Laxatives can be tricky. ‘People tend not to know how to take laxatives properly,’ she notes. Softeners and stimulants, for instance, should be used in very different ways. Others can take three days to work but if the patient is unaware of that, they may take too many and end up with diarrhoea.
The team often encounters people with severe diarrhoea where the underlying problem is actually faecal incontinence caused by constipation. In such cases, they have to persuade the patients to take laxatives against their better judgement. Equally, some patients on high-fibre diets to ease constipation may actually be better off on a low-fibre regime. Good dietary advice can be transformative in some of these situations.
One of the most important things staff can offer is a sympathetic ear, followed by practical advice on how to turn things around. ‘Often they have been to other clinicians about their symptoms but nobody has ever had the time to sit down and talk about it, and ask the right questions.’
The approach taken by the healthy bowel clinic also focuses on putting people back in control of their lives and devising strategies to enable them to live a relatively normal life, despite their condition. One happy patient said, ‘The clinic has given my life back. Before attending the healthy bowel clinic I was afraid to go out and felt stressed all the time. My life has changed so much for the better thanks to the [clinic].’
Ms Blythin is extremely proud of her clinic’s achievements. ‘The biggest satisfaction is seeing a patient who’s desperate because they don’t feel anybody can help them. But by the time they leave we’ve been able to improve their symptoms and help manage them and that makes a big difference.’ fl
Healthy bowel pathway
Hospital is rarely the best place for someone whose main problem is constipation. Yet from December 2013 to November 2014, 301 patients with a primary diagnosis of constipation spent an average of 3.3 days each in Aintree Hospital before being discharged.

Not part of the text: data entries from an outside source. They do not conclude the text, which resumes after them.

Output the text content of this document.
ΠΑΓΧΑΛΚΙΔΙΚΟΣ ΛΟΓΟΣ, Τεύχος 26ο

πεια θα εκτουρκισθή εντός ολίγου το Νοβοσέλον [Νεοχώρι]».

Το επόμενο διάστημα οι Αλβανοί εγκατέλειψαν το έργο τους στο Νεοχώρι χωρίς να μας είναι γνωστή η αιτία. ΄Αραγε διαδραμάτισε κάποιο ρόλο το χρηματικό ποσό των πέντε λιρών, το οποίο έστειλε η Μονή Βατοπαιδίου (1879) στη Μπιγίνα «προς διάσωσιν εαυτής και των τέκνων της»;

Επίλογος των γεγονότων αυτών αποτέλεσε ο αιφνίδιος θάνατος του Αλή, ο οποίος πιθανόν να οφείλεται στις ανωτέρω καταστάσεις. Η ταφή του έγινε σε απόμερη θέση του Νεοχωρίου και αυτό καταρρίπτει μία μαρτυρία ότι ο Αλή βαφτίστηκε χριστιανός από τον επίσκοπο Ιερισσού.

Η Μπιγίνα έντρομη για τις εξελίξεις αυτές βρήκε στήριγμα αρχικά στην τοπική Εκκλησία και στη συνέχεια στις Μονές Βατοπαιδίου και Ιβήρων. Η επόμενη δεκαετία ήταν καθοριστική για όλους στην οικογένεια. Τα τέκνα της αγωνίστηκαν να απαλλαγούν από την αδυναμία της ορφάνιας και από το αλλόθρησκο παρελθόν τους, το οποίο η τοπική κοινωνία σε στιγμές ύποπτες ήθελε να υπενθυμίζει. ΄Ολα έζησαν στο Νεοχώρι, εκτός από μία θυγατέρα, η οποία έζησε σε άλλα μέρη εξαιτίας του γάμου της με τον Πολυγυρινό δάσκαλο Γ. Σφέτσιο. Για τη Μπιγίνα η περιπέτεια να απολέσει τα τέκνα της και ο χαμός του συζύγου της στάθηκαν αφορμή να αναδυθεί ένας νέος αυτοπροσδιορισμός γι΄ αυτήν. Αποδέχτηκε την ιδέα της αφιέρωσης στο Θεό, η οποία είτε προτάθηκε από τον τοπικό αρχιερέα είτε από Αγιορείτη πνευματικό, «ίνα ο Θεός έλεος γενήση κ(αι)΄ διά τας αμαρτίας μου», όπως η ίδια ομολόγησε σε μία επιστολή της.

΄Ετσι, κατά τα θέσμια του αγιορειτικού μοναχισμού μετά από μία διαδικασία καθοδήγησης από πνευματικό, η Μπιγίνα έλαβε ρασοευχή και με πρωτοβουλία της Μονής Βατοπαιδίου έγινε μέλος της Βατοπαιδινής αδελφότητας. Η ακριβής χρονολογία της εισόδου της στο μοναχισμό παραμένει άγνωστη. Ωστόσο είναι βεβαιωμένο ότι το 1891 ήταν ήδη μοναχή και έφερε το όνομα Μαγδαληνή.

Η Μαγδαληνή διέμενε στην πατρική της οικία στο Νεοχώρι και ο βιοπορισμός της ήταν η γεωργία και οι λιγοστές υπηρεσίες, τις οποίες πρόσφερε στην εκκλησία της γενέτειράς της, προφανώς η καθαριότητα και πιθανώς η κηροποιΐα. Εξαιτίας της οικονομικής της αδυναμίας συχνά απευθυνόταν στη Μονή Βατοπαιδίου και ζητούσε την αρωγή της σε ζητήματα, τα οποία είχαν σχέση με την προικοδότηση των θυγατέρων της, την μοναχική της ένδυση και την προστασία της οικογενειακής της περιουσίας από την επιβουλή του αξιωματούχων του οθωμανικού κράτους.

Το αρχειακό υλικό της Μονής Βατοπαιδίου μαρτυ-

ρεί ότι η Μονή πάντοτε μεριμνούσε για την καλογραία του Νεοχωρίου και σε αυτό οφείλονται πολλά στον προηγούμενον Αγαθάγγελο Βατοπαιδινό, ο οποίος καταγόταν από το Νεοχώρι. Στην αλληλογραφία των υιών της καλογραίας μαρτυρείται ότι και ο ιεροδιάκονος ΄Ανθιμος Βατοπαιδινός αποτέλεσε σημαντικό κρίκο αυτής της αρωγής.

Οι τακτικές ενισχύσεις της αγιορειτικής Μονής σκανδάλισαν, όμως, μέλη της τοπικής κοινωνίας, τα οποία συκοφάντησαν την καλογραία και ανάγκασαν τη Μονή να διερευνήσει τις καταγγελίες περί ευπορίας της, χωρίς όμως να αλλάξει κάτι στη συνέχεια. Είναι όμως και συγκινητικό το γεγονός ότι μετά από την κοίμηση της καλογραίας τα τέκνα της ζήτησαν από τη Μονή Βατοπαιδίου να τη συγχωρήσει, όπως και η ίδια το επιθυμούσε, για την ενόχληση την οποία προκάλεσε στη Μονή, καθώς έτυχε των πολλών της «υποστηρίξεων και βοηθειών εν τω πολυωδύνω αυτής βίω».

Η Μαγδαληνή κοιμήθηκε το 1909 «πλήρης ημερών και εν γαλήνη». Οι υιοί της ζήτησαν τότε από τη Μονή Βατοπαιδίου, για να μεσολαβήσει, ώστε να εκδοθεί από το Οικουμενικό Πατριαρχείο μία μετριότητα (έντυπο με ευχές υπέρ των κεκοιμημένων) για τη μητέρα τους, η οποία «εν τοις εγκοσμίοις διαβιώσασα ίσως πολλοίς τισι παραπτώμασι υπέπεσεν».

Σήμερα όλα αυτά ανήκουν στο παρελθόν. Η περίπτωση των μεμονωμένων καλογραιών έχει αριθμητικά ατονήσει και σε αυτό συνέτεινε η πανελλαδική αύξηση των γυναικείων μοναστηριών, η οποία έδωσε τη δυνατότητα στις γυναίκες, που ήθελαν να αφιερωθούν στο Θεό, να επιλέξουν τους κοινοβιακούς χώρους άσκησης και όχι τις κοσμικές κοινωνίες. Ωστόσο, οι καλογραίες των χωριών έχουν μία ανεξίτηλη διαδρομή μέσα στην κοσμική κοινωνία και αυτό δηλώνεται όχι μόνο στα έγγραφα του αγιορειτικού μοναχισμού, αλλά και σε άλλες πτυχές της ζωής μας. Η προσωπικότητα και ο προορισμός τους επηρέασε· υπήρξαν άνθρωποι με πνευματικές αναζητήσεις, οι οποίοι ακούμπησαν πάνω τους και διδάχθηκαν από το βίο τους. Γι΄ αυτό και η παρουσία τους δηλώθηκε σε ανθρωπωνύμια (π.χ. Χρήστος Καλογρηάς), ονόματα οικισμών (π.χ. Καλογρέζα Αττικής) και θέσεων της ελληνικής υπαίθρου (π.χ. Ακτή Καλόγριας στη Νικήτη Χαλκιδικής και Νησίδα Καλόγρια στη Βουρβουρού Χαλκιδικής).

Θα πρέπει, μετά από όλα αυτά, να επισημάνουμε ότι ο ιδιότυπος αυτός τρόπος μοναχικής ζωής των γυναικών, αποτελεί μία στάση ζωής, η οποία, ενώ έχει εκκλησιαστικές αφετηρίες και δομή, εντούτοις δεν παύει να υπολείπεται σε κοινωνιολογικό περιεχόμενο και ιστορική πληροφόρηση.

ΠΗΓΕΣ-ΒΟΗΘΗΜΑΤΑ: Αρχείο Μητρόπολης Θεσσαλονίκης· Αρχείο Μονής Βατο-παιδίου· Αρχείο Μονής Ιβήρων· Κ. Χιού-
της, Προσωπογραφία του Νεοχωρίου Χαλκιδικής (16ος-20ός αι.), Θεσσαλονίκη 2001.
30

This cost the trust nearly £400,000.
In 2016, Sandra Blythin put in a bid to the hospital’s ‘dragon’s den’ and won £16,000 to set up an alternative pathway to see whether many of these patients could be treated by the heathy bowel clinic.
During the one-year pilot, which has just ended, patients with a primary diagnosis of constipation who present at A&E are referred directly to the bowel clinic and seen as outpatients within 24 hours.
So far, the new pathway has saved 231 bed days and cut costs by an estimated £92,400. Ms Blythin believes this has only scratched the surface and would like to expand the scheme to all patients whose discharge is delayed due to continued constipation.
Top tips for physios and patients
Advice and education are probably the two most important things physios can offer people with constipation or incontinence, says Ms Blythin.‘Ask the right questions in assessments and the rest will follow.’
So, for example, patients should be asked if they feel they have emptied their bowel fully after defecation. People are often told they are constipated when actually they have obstructed defecation. The two conditions are treated very differently.
Bowel habits change through life in response to many factors. In addition, frequency of bowel movements varies: some people go two to three times a week, others two to three times a day.
Tips for patients include change the angle at which you sit on the loo by resting feet on a small box or stool record your diet, bowel movements and symptoms on a daily basis as this can help determine what to do next increasing activity levels helps in cases of constipation programmed exercises to strengthen the anal sphincter and pelvic floor help to tackle faecal incontinence and obstructed defecation.
The overall aim, says Ms Blythin, is not just to support patients but to give them control. Even being able to hold on for three minutes, rather than 30 seconds, before going to the toilet can be important.